What does adrenal mass mean?

What does adrenal mass mean?

In short, adrenal mass is not a symptom, it is only a description of a clinical medical observation, or a rough diagnosis based on the limited known criteria. Many friends are worried when they find adrenaline mass lesions during routine physical examinations or upper abdominal CT or chest CT for other reasons. Indeed, adrenaline is an organ that is usually not noticeable, and most people know very little about it. Therefore, once a problem is found, everyone is confused and worried. This is normal.

First, let's briefly popularize some professional knowledge about adrenaline. To put it simply, adrenaline is a gland duct located above the kidney function, one above and one below. It is not large in volume. It mainly regulates the body's blood pressure, electrolyte balance, and other phenomena by metabolizing some growth hormones, such as catecholamine growth hormones, hormone drugs, aldosterone, and testosterone.

There are several common types of adrenaline tumors: 1. Inactive cystadenoma, which is more common, with a diameter of less than 3 cm, clear boundaries, no symptoms, slow growth and development, and is a benign tumor. 2. Pheochromocytoma, which metabolizes catecholamines and causes hypertension, most of which are paroxysmal, with a maximum blood pressure of more than 200 mmHg. Pheochromocytoma is generally benign, and about 10% can flare up and show malignant ecological behavior. 3. Aldosterone-producing tumor, which metabolizes aldosterone, can cause hypertension and hypokalemia. The most typical manifestation is pathological weakness of the hands and feet. 4. Adrenal cancer generally has a faster growth rate and a higher degree of malignancy. It can metabolize different growth hormones to cause relative symptoms. The imaging diagnosis is mainly manifested by a large volume, unclear boundaries, and invasive growth and development of the tumor.

For all the above tumors, except for small ineffective cystadenomas that do not require special treatment, all other tumors with symptoms should be actively treated surgically.

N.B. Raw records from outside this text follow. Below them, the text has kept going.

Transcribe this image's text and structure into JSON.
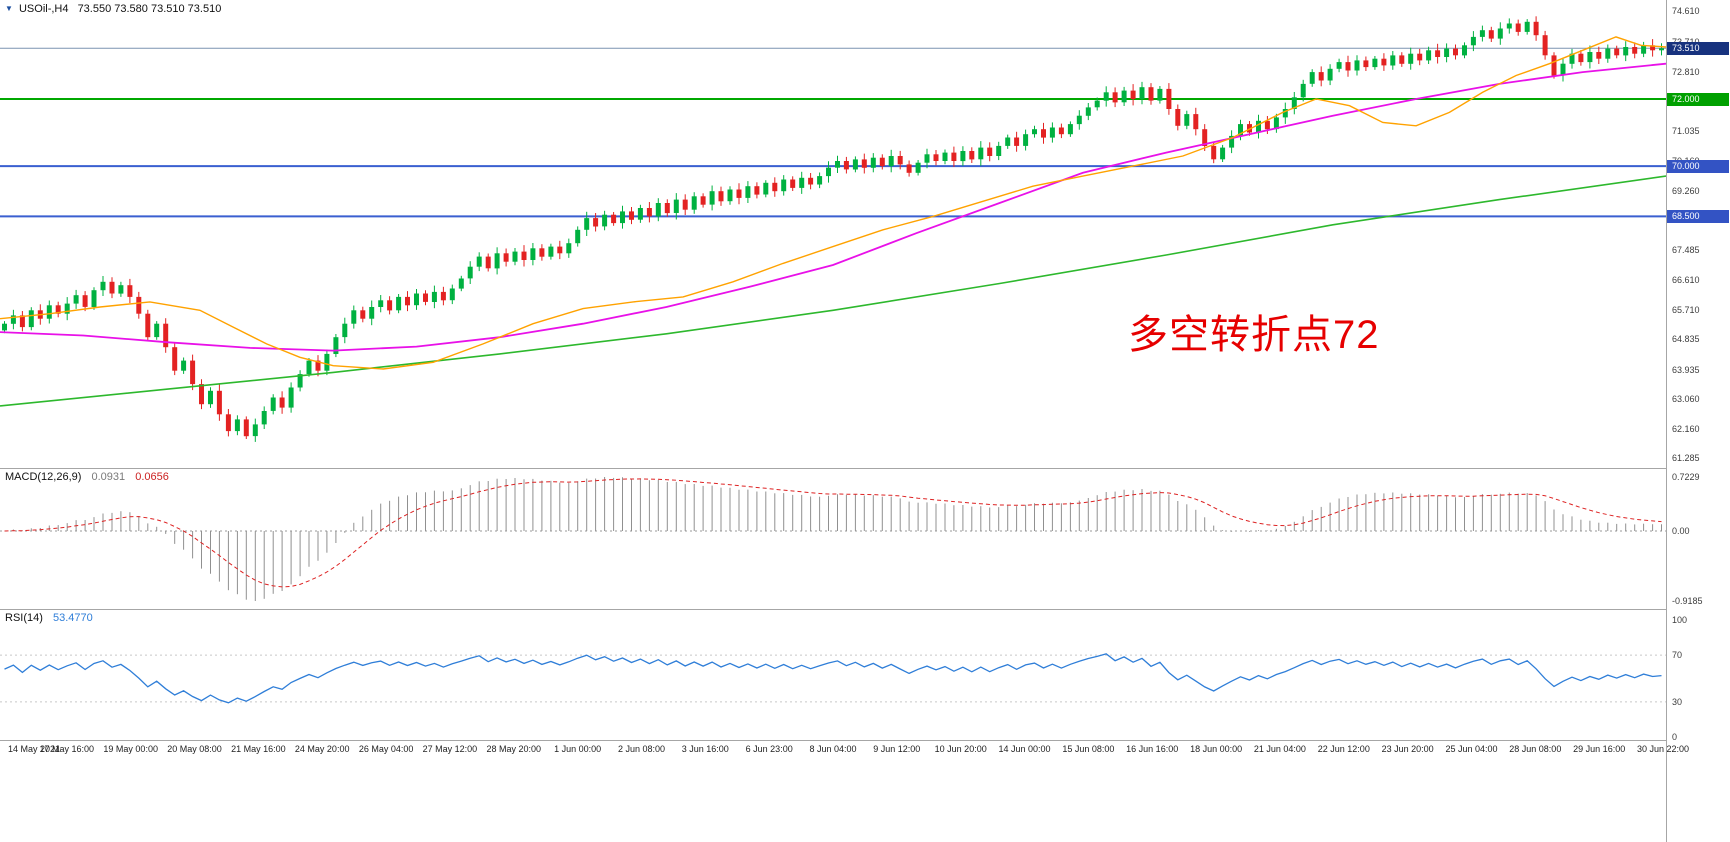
{
  "window": {
    "marker_glyph": "▼",
    "title_symbol": "USOil-,H4",
    "title_quotes": "73.550 73.580 73.510 73.510"
  },
  "annotation": {
    "text": "多空转折点72",
    "color": "#e60000"
  },
  "chart_data": {
    "type": "candlestick",
    "symbol": "USOil",
    "timeframe": "H4",
    "grid": false,
    "y_range": [
      61.0,
      74.95
    ],
    "price_axis_labels": [
      "74.610",
      "73.710",
      "72.810",
      "71.035",
      "70.160",
      "69.260",
      "67.485",
      "66.610",
      "65.710",
      "64.835",
      "63.935",
      "63.060",
      "62.160",
      "61.285"
    ],
    "time_labels": [
      "14 May 2021",
      "17 May 16:00",
      "19 May 00:00",
      "20 May 08:00",
      "21 May 16:00",
      "24 May 20:00",
      "26 May 04:00",
      "27 May 12:00",
      "28 May 20:00",
      "1 Jun 00:00",
      "2 Jun 08:00",
      "3 Jun 16:00",
      "6 Jun 23:00",
      "8 Jun 04:00",
      "9 Jun 12:00",
      "10 Jun 20:00",
      "14 Jun 00:00",
      "15 Jun 08:00",
      "16 Jun 16:00",
      "18 Jun 00:00",
      "21 Jun 04:00",
      "22 Jun 12:00",
      "23 Jun 20:00",
      "25 Jun 04:00",
      "28 Jun 08:00",
      "29 Jun 16:00",
      "30 Jun 22:00"
    ],
    "open_seed": 65.1,
    "closes": [
      65.3,
      65.55,
      65.2,
      65.7,
      65.45,
      65.85,
      65.6,
      65.9,
      66.15,
      65.8,
      66.3,
      66.55,
      66.2,
      66.45,
      66.1,
      65.6,
      64.9,
      65.3,
      64.6,
      63.9,
      64.2,
      63.5,
      62.9,
      63.3,
      62.6,
      62.1,
      62.45,
      61.95,
      62.3,
      62.7,
      63.1,
      62.8,
      63.4,
      63.8,
      64.2,
      63.9,
      64.4,
      64.9,
      65.3,
      65.7,
      65.45,
      65.8,
      66.0,
      65.7,
      66.1,
      65.85,
      66.2,
      65.95,
      66.25,
      66.0,
      66.35,
      66.65,
      67.0,
      67.3,
      66.95,
      67.4,
      67.15,
      67.45,
      67.2,
      67.55,
      67.3,
      67.6,
      67.4,
      67.7,
      68.1,
      68.45,
      68.2,
      68.55,
      68.3,
      68.65,
      68.4,
      68.75,
      68.5,
      68.9,
      68.6,
      69.0,
      68.7,
      69.1,
      68.85,
      69.25,
      68.95,
      69.3,
      69.05,
      69.4,
      69.15,
      69.5,
      69.25,
      69.6,
      69.35,
      69.65,
      69.45,
      69.7,
      69.95,
      70.15,
      69.9,
      70.2,
      69.95,
      70.25,
      70.0,
      70.3,
      70.05,
      69.8,
      70.1,
      70.35,
      70.15,
      70.4,
      70.15,
      70.45,
      70.2,
      70.55,
      70.3,
      70.6,
      70.85,
      70.6,
      70.95,
      71.1,
      70.85,
      71.15,
      70.95,
      71.25,
      71.5,
      71.75,
      71.95,
      72.2,
      71.9,
      72.25,
      72.0,
      72.35,
      71.95,
      72.3,
      71.7,
      71.2,
      71.55,
      71.1,
      70.6,
      70.2,
      70.55,
      70.9,
      71.25,
      71.0,
      71.35,
      71.1,
      71.45,
      71.7,
      72.05,
      72.45,
      72.8,
      72.55,
      72.9,
      73.1,
      72.85,
      73.15,
      72.95,
      73.2,
      73.0,
      73.3,
      73.05,
      73.35,
      73.15,
      73.45,
      73.25,
      73.5,
      73.3,
      73.6,
      73.85,
      74.05,
      73.8,
      74.1,
      74.25,
      74.0,
      74.3,
      73.9,
      73.3,
      72.7,
      73.05,
      73.35,
      73.1,
      73.4,
      73.2,
      73.5,
      73.3,
      73.55,
      73.35,
      73.6,
      73.45,
      73.51
    ],
    "candle_colors": {
      "up": "#00b140",
      "down": "#e32222"
    },
    "hlines": [
      {
        "price": 73.51,
        "label": "73.510",
        "line": "#7b93b1",
        "box": "#17327e",
        "width": 1
      },
      {
        "price": 72.0,
        "label": "72.000",
        "line": "#00a800",
        "box": "#00a000",
        "width": 2
      },
      {
        "price": 70.0,
        "label": "70.000",
        "line": "#3a5fd0",
        "box": "#3353c4",
        "width": 2
      },
      {
        "price": 68.5,
        "label": "68.500",
        "line": "#3a5fd0",
        "box": "#3353c4",
        "width": 2
      }
    ],
    "moving_averages": {
      "fast": {
        "color": "#ffa200",
        "anchors": [
          [
            0.0,
            65.45
          ],
          [
            0.03,
            65.6
          ],
          [
            0.06,
            65.8
          ],
          [
            0.09,
            65.95
          ],
          [
            0.12,
            65.7
          ],
          [
            0.14,
            65.2
          ],
          [
            0.16,
            64.7
          ],
          [
            0.18,
            64.3
          ],
          [
            0.2,
            64.05
          ],
          [
            0.23,
            63.95
          ],
          [
            0.26,
            64.15
          ],
          [
            0.29,
            64.7
          ],
          [
            0.32,
            65.3
          ],
          [
            0.35,
            65.75
          ],
          [
            0.38,
            65.95
          ],
          [
            0.41,
            66.1
          ],
          [
            0.44,
            66.55
          ],
          [
            0.47,
            67.1
          ],
          [
            0.5,
            67.6
          ],
          [
            0.53,
            68.1
          ],
          [
            0.56,
            68.5
          ],
          [
            0.59,
            68.95
          ],
          [
            0.62,
            69.4
          ],
          [
            0.65,
            69.7
          ],
          [
            0.68,
            70.0
          ],
          [
            0.71,
            70.3
          ],
          [
            0.74,
            70.85
          ],
          [
            0.77,
            71.6
          ],
          [
            0.79,
            72.0
          ],
          [
            0.81,
            71.8
          ],
          [
            0.83,
            71.3
          ],
          [
            0.85,
            71.2
          ],
          [
            0.87,
            71.6
          ],
          [
            0.89,
            72.2
          ],
          [
            0.91,
            72.7
          ],
          [
            0.93,
            73.05
          ],
          [
            0.95,
            73.45
          ],
          [
            0.97,
            73.85
          ],
          [
            0.985,
            73.6
          ],
          [
            1.0,
            73.55
          ]
        ]
      },
      "mid": {
        "color": "#e811e8",
        "anchors": [
          [
            0.0,
            65.05
          ],
          [
            0.05,
            64.95
          ],
          [
            0.1,
            64.75
          ],
          [
            0.15,
            64.58
          ],
          [
            0.2,
            64.5
          ],
          [
            0.25,
            64.62
          ],
          [
            0.3,
            64.9
          ],
          [
            0.35,
            65.3
          ],
          [
            0.4,
            65.8
          ],
          [
            0.45,
            66.4
          ],
          [
            0.5,
            67.05
          ],
          [
            0.55,
            68.0
          ],
          [
            0.6,
            68.9
          ],
          [
            0.65,
            69.8
          ],
          [
            0.7,
            70.4
          ],
          [
            0.75,
            70.95
          ],
          [
            0.8,
            71.5
          ],
          [
            0.85,
            72.0
          ],
          [
            0.9,
            72.45
          ],
          [
            0.95,
            72.8
          ],
          [
            1.0,
            73.05
          ]
        ]
      },
      "slow": {
        "color": "#2db82d",
        "anchors": [
          [
            0.0,
            62.85
          ],
          [
            0.1,
            63.35
          ],
          [
            0.2,
            63.85
          ],
          [
            0.3,
            64.4
          ],
          [
            0.4,
            65.0
          ],
          [
            0.5,
            65.7
          ],
          [
            0.6,
            66.5
          ],
          [
            0.7,
            67.35
          ],
          [
            0.8,
            68.25
          ],
          [
            0.9,
            69.0
          ],
          [
            1.0,
            69.7
          ]
        ]
      }
    },
    "macd": {
      "label": "MACD(12,26,9)",
      "value_main": "0.0931",
      "value_signal": "0.0656",
      "axis_labels": [
        "0.7229",
        "0.00",
        "-0.9185"
      ],
      "fast": 12,
      "slow": 26,
      "signal": 9,
      "histogram_color": "#909090",
      "signal_color": "#dd2222"
    },
    "rsi": {
      "label": "RSI(14)",
      "value": "53.4770",
      "axis_labels": [
        "100",
        "70",
        "30",
        "0"
      ],
      "period": 14,
      "levels": [
        70,
        30
      ],
      "color": "#2f7ed8"
    }
  }
}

Generally, after the adrenal mass is found, in order to confirm and diagnose it, the following tests should be done: accurate measurement of blood pressure, blood tests for electrolyte solutions, adrenal glands, medulla, pituitary gland, hypothalamus and pituitary gland various hormones. The key to imaging diagnosis is CT and MRI for adrenaline analysis. Sometimes for adrenal masses on both sides, we will also use DSA technology to perform bilateral adrenaline intravenous blood tests to determine which side is functional, to specifically guide our subsequent treatment.

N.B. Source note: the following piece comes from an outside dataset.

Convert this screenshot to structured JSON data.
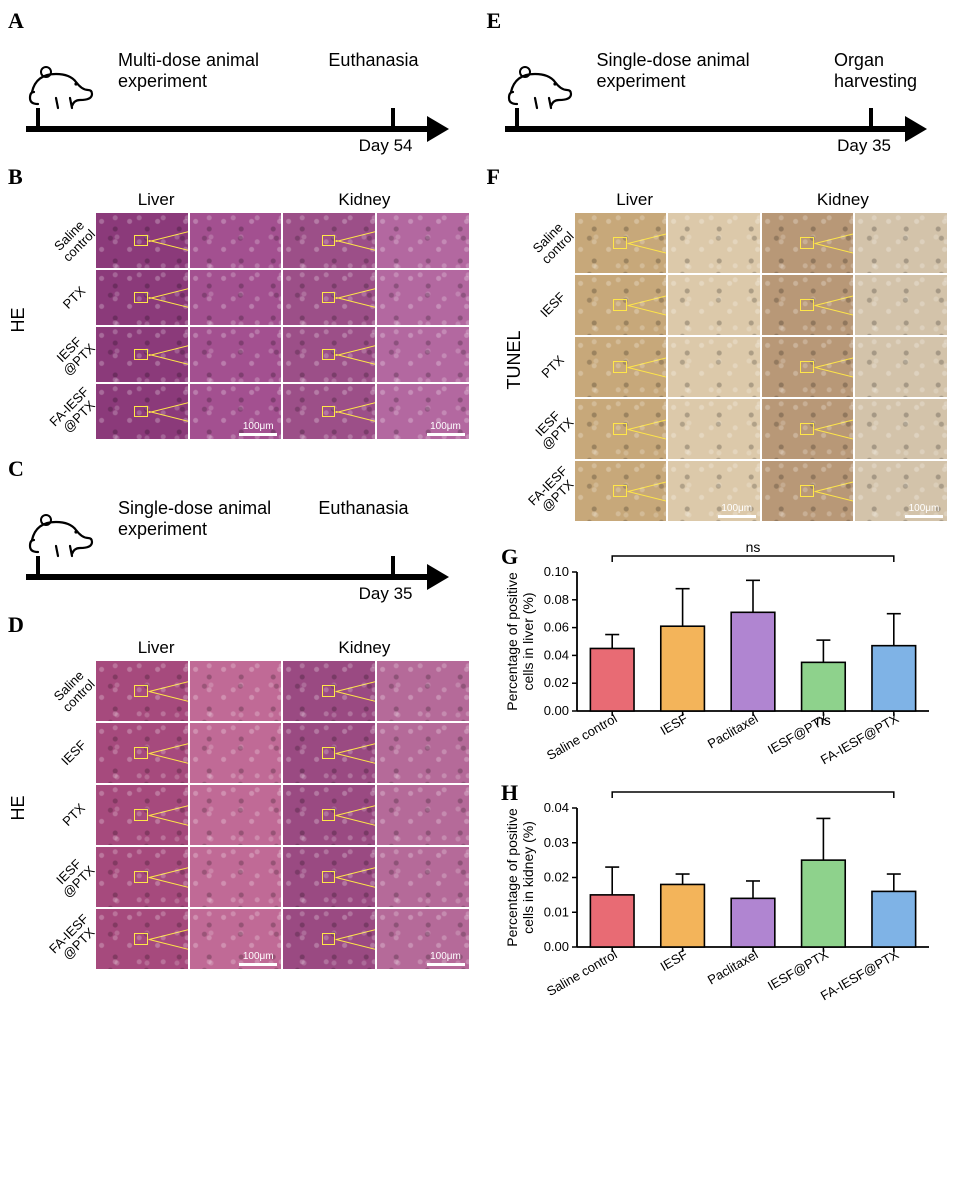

The current gold standard for surgical treatment is laparoscopic renal tumor removal. This surgical treatment has the advantages of small trauma, fast recovery, clear intraoperative vision, and good treatment effect. Generally, you can resume your diet within 6 hours after the operation, get out of bed the next day, and be hospitalized within 3-4 days.

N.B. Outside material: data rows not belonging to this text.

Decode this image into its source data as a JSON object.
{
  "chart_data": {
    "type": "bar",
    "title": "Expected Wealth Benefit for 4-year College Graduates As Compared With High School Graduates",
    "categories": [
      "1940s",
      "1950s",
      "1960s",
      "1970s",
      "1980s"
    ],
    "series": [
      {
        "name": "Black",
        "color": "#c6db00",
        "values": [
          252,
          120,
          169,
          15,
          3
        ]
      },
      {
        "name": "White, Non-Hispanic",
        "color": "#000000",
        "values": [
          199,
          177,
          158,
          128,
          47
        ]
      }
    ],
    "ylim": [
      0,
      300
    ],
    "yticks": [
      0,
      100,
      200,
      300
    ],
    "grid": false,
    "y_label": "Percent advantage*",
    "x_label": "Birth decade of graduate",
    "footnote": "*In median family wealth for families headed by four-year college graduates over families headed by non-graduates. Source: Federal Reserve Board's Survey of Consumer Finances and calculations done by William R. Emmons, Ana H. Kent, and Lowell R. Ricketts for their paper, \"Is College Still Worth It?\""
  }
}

Therefore, after discovering a space-occupying lesion of adrenaline, you should go to the hospital outpatient clinic and make a choice of treatment or observation based on the diagnosis and evaluation of endocrinologists and urologists. In addition, it is important to note that inactive cystadenomas are the most common, so once discovered, there is no need to worry too much except for careful treatment.